Thomas E. Franklin/The Bergen Record/AP
However critical you, I or anyone else is or has been about the government, it ought to be compartmentalized and kept separate from the love every American must feel for this country. A government is a temporary steward. Patriotism is eternal, at least in intent. Looking at the photos again, even if it's been two decades or seeing them for the first time is a heavyweight punch to the psychic solar plexus. And, again, if you don't feel that, then you're simply not an American. And, yes, I mean that as an imprecation, aimed directly at those who call themselves "patriots" while engaging in activity that would be or will be eagerly co-opted by ISIS and Taliban terrorists to show how much this nation has fallen.
    And, just as the Germans of the Weimar Republic had after Hitler "temporarily" took away their rights and civil liberties after the February 1933 Reichstag fire, so we let George W. Bush do the same thing. We meekly acquiesced as security measures were swiftly put in place that involved undressing at the airport and getting groped, walking through metal detectors, having our bags searched at stadiums, etc. Americans made a fetish of personal and national security. "Well, if it keeps us safe...", we  muttered and never once asked when we'd get those civil liberties back.
     Those who'd lived through those scared and cowed years don't need to be historians to realize those subtracted rights were never given back by the Bush administration. Getting them back was conditional on the Bushies winning the war on terror, even though they knew damned good and well that was unfeasible at best, impossible at worst. It was to quash dissent in the certainty the illegal wars in Iraq and Afghanistan would begin to sour among those with "Bush Derangement Syndrome." Because back then, it just wasn't patriotic, Goddamnit, to criticize the government.
    But this is not a condemnation of the Bush administration. We've heard and read enough of that in the last three or so weeks since the withdrawal from Afghanistan was ramped up August 16th. This is about the mindset of roughly half of this nation of 330,000,000 people. Despite living with an ever-present daily danger (which didn't exist 20 years ago), Americans have suddenly found their spine and rugged individualism by rebelling against masks and the vaccines.
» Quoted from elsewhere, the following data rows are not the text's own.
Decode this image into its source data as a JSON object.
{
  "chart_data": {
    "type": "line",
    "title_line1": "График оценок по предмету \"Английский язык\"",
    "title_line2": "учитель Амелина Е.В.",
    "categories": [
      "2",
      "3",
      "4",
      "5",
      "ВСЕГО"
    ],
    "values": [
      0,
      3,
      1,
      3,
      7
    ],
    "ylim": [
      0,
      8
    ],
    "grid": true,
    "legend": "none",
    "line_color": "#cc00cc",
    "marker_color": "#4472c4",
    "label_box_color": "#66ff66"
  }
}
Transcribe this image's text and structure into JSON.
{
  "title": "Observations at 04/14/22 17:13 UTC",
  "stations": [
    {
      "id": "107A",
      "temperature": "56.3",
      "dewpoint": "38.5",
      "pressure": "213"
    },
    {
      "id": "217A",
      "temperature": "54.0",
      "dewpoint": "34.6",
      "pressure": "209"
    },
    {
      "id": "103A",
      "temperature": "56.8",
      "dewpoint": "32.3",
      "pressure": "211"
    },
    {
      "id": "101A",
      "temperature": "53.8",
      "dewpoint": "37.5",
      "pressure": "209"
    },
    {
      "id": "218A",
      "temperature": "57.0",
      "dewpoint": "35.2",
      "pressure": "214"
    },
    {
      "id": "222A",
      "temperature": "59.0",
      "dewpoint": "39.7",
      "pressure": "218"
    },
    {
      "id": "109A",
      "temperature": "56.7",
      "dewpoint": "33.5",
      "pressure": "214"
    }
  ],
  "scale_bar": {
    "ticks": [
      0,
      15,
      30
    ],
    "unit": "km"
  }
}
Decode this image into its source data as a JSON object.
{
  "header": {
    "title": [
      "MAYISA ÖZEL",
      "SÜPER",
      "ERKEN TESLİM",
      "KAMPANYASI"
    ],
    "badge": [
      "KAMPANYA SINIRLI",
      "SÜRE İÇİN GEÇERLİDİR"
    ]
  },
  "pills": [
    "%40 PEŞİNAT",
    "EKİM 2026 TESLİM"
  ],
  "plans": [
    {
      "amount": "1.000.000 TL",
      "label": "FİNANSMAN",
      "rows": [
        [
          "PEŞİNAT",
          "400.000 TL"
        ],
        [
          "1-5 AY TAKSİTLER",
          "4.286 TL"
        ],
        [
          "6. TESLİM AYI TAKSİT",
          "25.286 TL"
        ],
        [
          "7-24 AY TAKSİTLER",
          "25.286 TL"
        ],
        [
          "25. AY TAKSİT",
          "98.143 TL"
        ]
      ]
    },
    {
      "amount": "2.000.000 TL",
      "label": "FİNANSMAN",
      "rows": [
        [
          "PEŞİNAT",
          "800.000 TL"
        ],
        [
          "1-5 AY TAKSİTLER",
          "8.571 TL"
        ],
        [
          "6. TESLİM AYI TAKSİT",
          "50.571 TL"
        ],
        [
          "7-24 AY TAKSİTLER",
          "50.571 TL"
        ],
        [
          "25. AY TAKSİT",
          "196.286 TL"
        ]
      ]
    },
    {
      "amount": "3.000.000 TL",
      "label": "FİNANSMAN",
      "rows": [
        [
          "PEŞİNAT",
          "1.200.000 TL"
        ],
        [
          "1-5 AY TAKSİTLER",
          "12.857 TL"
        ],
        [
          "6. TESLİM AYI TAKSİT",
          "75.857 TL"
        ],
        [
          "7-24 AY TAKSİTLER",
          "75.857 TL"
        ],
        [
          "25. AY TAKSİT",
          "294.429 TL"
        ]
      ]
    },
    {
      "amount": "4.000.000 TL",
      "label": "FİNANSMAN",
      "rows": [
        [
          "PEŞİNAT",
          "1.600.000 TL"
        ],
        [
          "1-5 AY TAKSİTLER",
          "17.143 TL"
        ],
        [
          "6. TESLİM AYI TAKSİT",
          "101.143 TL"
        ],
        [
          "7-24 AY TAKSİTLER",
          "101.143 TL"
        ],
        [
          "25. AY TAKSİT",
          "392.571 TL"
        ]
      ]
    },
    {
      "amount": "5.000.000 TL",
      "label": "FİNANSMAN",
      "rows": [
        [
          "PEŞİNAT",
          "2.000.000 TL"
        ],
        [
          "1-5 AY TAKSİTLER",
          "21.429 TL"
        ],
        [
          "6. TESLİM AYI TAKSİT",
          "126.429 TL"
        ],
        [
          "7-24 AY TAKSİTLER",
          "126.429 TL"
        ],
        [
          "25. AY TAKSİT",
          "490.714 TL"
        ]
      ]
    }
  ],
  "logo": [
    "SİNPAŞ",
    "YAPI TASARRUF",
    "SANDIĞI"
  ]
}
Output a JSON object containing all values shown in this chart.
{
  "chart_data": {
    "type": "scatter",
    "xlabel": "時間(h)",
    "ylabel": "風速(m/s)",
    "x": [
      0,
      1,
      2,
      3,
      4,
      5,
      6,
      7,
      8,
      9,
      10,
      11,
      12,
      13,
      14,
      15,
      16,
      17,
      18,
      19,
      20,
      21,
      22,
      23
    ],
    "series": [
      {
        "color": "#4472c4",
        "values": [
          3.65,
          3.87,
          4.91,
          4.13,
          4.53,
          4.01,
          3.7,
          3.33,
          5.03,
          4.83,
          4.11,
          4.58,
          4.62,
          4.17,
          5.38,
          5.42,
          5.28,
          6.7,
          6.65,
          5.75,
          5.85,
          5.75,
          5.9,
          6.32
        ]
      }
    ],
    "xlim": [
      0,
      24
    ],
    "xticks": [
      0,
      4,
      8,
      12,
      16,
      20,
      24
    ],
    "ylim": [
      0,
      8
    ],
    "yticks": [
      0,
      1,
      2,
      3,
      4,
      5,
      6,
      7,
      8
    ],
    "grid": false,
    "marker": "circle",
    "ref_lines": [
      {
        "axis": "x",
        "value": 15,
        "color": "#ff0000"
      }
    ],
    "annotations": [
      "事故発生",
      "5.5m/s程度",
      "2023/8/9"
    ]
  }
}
During the deadliest pandemic, perhaps, since the Black Plague that had decimated a third of Europe in the 14th century.
   The same people who'd obediently removed their shoes in our nation's airports are now literally screaming bloody murder over being asked to wear masks and get the vaccine that has been proven time and again to be highly efficacious at mitigating the spread of COVID-19 and its better than one dozen variants. They tried to figuratively and literally tear down the government on January 6th. Then the feds set over 90% of them free. The same people who'd given their silent, ongoing consent to allow their civil liberties to be indefinitely suspended in the face of Islamic terrorism are now literally siding with the Taliban and adopting their retaking of Afghanistan as a template to overthrow their own government. 
    This is still my country but I'm less and less sure each day if I remain a citizen of it. 20 years ago today and for a good while afterwards, we were united as a nation. We grieved as a nation, as a people. Now, we cannot seem to agree on anything to the point where one side (and I'll leave it to you to judge which it is) manufactures an alternate reality to jibe with their world view. We stood united against the terrorists even as two innocent countries got bombed into the Stone Age. Now, half the nation are the terrorists and we're loath to treat them as such.
     To quote Pogo, we have met the enemy and it is us. So, the question remains, what have we learned? Well, the answer, of course, is worse than "Nothing." Far from learning anything or nothing, half of us seem to have forgotten what it's like to be American.